Ninguém apareceu, o que a deixou ainda mais nervosa. Sem hesitar, enfiou o dedo no botão da campainha e assim permaneceu até que a porta do lado de dentro do portão se abriu e revelou Wellington, que parecia ter acordado naquele momento. Vestia apenas shorts e deixava seu abdômen bem definido à mostra, querendo alimentar a autoestima e conquistar os olhares femininos. Limpava os olhos ao se aproximar do portão e abri-lo:
- Aconteceu alguma coisa?
- Não é o que você está pensando. – Thaís o alertou e pressionou os ombros do rapaz, perguntando com agressividade – Cadê a arma?
- Que arma?
- A arma que foi usada para tentar matar William. Ele acordou e disse que você está envolvido. Você tem uma arma, não é mesmo? Cadê ela? Vamos, mostre logo, porra.
- Eu não sei do que você está falando e sim, eu tenho uma arma, que está guardada como sempre esteve.
- Por que você tem uma arma? Não acha que é muito jovem para isso? – era Franccesco.
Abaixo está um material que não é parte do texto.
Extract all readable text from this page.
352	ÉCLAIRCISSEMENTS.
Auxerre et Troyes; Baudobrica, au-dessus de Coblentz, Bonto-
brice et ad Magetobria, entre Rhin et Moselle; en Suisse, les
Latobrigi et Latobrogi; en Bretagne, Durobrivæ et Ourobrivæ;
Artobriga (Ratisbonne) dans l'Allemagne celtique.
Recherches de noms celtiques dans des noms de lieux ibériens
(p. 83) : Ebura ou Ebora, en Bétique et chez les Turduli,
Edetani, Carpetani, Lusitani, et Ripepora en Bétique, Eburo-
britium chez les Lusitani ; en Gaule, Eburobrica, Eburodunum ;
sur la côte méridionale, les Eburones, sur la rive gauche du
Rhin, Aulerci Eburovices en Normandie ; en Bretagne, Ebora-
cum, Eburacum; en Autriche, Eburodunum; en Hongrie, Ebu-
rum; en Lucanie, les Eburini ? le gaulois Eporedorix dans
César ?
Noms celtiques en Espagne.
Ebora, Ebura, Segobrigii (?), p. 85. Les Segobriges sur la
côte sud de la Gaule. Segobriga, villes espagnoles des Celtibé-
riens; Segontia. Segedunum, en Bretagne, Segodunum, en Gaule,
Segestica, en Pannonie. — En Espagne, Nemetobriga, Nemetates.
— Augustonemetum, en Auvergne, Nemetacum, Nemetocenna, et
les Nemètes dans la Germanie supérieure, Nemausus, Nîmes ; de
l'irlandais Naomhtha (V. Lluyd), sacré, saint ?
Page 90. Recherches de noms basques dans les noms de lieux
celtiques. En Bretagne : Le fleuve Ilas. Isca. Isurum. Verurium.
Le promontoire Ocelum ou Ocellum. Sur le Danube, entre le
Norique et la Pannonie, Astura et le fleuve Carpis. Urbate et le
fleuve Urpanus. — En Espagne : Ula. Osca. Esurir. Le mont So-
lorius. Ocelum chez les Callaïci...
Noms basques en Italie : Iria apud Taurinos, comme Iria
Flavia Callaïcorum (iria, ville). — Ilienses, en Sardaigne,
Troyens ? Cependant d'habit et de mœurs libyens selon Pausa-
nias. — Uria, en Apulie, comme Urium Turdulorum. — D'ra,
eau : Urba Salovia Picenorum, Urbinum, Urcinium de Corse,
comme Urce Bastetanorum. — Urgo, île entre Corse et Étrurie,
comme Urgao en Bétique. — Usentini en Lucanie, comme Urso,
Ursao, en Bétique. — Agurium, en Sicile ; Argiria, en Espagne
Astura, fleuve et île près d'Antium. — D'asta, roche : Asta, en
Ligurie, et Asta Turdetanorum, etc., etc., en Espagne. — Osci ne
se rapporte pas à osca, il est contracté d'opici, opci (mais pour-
- A arma é dela e eu já tenho 25 anos, se é o que você quer saber.
- Por que um rapaz como você precisaria de uma arma? – Franccesco pausou – E quem é ela?
- A mãe dele. Ela é minha amiga e também trabalha com a polícia. – Thaís não esperou ser convidada para entrar na casa. Passou então a procurar a arma escondida, jogando tudo que encontrava ao chão. O italiano a seguiu, tentando acalmá-la; Wellington fez o mesmo, tentando entender o que estava acontecendo – Onde você escondeu a porra da arma?
- Se você puder parar de jogar as minhas coisas eu iria agradecer. – a repreendeu, sem se importar com o tratamento a uma delegada – Já disse que a arma não é minha. Dizia ser minha apenas para intimidar os trouxas.
- Cazzo, fala onde está essa merda de uma vez.
- O senhor também? Já disse que a arma não é minha. Ela costuma ficar no quarto da minha mãe. Eu nunca faço nada com ela. – seu braço apontou em direção a uma ponta, no fim do corredor principal da casa.
Thaís Fontaine voltou a andar livremente por ela e foi até o cômodo onde Wellington indicou ser o quarto de sua mãe. Com a mesma agressividade de antes, ela tirou a colcha da cama, empurrou o colchão para o chão, jogou porta-retratos, quebrou vidros de perfumes, revirou gavetas e nada encontrou. Por fim abriu o guarda-roupa e fez a mesma bagunça, não se importando de jogar ao chão calças jeans, camisetas e as roupas íntimas da mãe do rapaz. Quando estava prestes a desistir, percebeu uma saliência diferente no interior de um travesseiro. O rasgou rapidamente e encontrou uma arma de fogo. Imediatamente mostrou a arma para Franccesco Fracalossi, que deixou o sangue subir a cabeça pela primeira vez no dia:
- Seu desgraçado, então você está mesmo envolvido? Eu confiei em você! – empurrou o jovem contra a parede – Pensei que poderíamos criar uma grande amizade, figlio di puttana...
- Pare com isso, Franccesco. Ele não está envolvido. – ele não largou Wellington e Thaís precisou prosseguir. – Como imaginava, essa é uma Taurus PT 100, calibre 38. A arma usada no dia do crime era provavelmente uma Desert Eagle, calibre 50. – Thaís se aproximou dos dois homens, os afastando. Em seguida disse, olhando nos olhos de Franccesco – Como desejávamos, Wellington é inocente. Ele sempre disse a verdade.